The joy of helping others
Updated: 2012-08-01 11:15
By Zhao Ruixue in Jinan (China Daily)
Xie Guojiang has helped more than 3,200 poor children in the last 18 years.
But the 37-year-old says he is the one who benefits the most from the whole experience.
"You can't imagine how happy I am whenever I see smiles on the faces of the kids," says Xie, a soldier.
He was put into the media spotlight after he saved six people from a 6-meter deep reservoir recently.
The day started off well with Xie enjoying one of his rare holidays with his wife and 5-year-old son in a suburb of Jinan, Shandong province. As the family was about to pack their things to head home, Xie heard shouts for help from a reservoir some 60 meters away. He rushed toward the voices and found six tourists in the water, with their faulty boat nearby.
Without thinking, Xie jumped into the water and pushed a small boat toward the six people. One by one, he rescued the tourists, including two children, and put them on the boat.
But Xie had to be hospitalized after the incident as the polluted reservoir water infected both his digestive and respiratory organs.

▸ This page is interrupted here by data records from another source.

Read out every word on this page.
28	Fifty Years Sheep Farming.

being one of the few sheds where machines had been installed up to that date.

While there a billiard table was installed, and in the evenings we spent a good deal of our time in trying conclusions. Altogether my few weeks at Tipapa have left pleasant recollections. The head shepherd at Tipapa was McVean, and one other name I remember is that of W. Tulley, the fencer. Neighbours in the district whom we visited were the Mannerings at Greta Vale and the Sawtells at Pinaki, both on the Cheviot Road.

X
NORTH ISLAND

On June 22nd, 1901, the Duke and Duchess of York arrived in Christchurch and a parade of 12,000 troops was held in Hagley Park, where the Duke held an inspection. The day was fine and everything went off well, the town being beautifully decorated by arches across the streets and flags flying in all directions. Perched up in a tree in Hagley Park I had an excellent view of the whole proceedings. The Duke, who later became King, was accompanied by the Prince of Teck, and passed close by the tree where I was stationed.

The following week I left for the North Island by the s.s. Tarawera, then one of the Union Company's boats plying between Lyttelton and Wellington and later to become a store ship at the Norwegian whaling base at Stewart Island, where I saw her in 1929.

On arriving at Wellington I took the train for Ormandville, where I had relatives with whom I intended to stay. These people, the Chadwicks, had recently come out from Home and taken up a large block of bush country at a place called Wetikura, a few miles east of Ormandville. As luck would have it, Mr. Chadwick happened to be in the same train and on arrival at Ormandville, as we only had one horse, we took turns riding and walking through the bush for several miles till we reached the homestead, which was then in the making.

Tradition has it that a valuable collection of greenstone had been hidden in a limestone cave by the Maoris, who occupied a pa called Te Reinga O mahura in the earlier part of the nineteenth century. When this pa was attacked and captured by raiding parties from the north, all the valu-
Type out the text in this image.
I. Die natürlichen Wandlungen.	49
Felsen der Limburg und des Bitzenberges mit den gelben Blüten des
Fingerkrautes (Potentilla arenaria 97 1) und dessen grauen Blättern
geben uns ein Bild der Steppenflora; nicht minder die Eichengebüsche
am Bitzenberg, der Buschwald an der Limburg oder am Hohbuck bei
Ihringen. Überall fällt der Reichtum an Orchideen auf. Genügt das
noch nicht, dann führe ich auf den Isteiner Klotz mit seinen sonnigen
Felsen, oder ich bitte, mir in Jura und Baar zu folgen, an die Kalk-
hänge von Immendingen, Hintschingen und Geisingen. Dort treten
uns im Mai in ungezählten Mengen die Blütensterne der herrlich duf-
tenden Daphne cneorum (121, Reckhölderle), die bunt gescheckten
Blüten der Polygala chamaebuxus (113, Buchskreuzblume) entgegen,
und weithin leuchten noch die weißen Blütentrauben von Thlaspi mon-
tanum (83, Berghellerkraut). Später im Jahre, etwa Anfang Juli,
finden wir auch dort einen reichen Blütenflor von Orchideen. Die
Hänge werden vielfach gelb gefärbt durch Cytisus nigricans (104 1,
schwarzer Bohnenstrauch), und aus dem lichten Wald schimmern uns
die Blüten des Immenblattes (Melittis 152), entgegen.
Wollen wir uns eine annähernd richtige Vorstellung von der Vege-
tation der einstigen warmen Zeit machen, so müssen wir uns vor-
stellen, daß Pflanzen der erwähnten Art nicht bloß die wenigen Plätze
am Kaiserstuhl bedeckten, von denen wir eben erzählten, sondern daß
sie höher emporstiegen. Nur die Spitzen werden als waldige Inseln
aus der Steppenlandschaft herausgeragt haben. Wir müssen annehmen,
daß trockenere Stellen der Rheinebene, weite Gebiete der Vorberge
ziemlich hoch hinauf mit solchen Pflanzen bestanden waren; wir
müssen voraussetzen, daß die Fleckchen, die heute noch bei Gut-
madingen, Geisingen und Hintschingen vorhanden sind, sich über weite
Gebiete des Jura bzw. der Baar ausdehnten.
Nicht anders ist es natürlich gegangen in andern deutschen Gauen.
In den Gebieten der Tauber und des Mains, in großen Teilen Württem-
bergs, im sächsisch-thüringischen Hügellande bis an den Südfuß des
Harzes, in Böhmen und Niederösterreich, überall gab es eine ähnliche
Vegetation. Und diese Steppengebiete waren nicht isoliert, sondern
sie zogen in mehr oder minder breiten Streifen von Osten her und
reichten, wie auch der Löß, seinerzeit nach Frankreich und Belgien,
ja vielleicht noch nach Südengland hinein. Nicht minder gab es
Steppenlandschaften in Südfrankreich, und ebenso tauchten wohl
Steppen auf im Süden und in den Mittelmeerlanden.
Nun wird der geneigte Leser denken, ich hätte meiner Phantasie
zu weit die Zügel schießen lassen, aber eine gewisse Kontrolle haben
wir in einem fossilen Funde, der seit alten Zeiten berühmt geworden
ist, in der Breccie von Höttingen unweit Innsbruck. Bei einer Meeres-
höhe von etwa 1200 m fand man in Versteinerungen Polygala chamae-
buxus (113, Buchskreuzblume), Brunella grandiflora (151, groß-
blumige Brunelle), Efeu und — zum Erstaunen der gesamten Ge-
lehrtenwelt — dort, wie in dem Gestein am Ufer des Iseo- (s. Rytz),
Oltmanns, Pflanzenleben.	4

Dozens of people - friends and strangers - visited him at the hospital and filled his ward with flowers.
Among his visitors is Wu Guansheng, an acquaintance he met 17 years ago, in a hospital. Xie was then in his second year in the army in Shandong's Linyi city. He was hospitalized in the same ward as Wu's father who was diagnosed with end stage lymphatic cancer.
Wu's father passed away after a few days and Wu's disabled mother had to remove Wu and his younger sister from school due to the family's poor financial situation.
Learning about the situation reminded Xie of his own plight. Born to a farmer's family in Rugao, Jiangsu province, Xie did not go to school because of poverty.
"But in the 1990s, the situation was different from the one when I was a boy. Society was powered by knowledge. Only knowledge can elevate farmers' children from poverty," Xie says.
He volunteered to contact the local government to help the Wu's, while he himself sent allowances to the family so that the children would be able to continue their studies.
"Besides money, Xie wrote to us every month to encourage us," Wu says.
Wu managed to finish his secondary education at a technical school and has been working at a local company in Linyi since. "Seeing children like Wu, who is now able to stand on his own feet and contribute to the country, is my greatest joy," Xie says.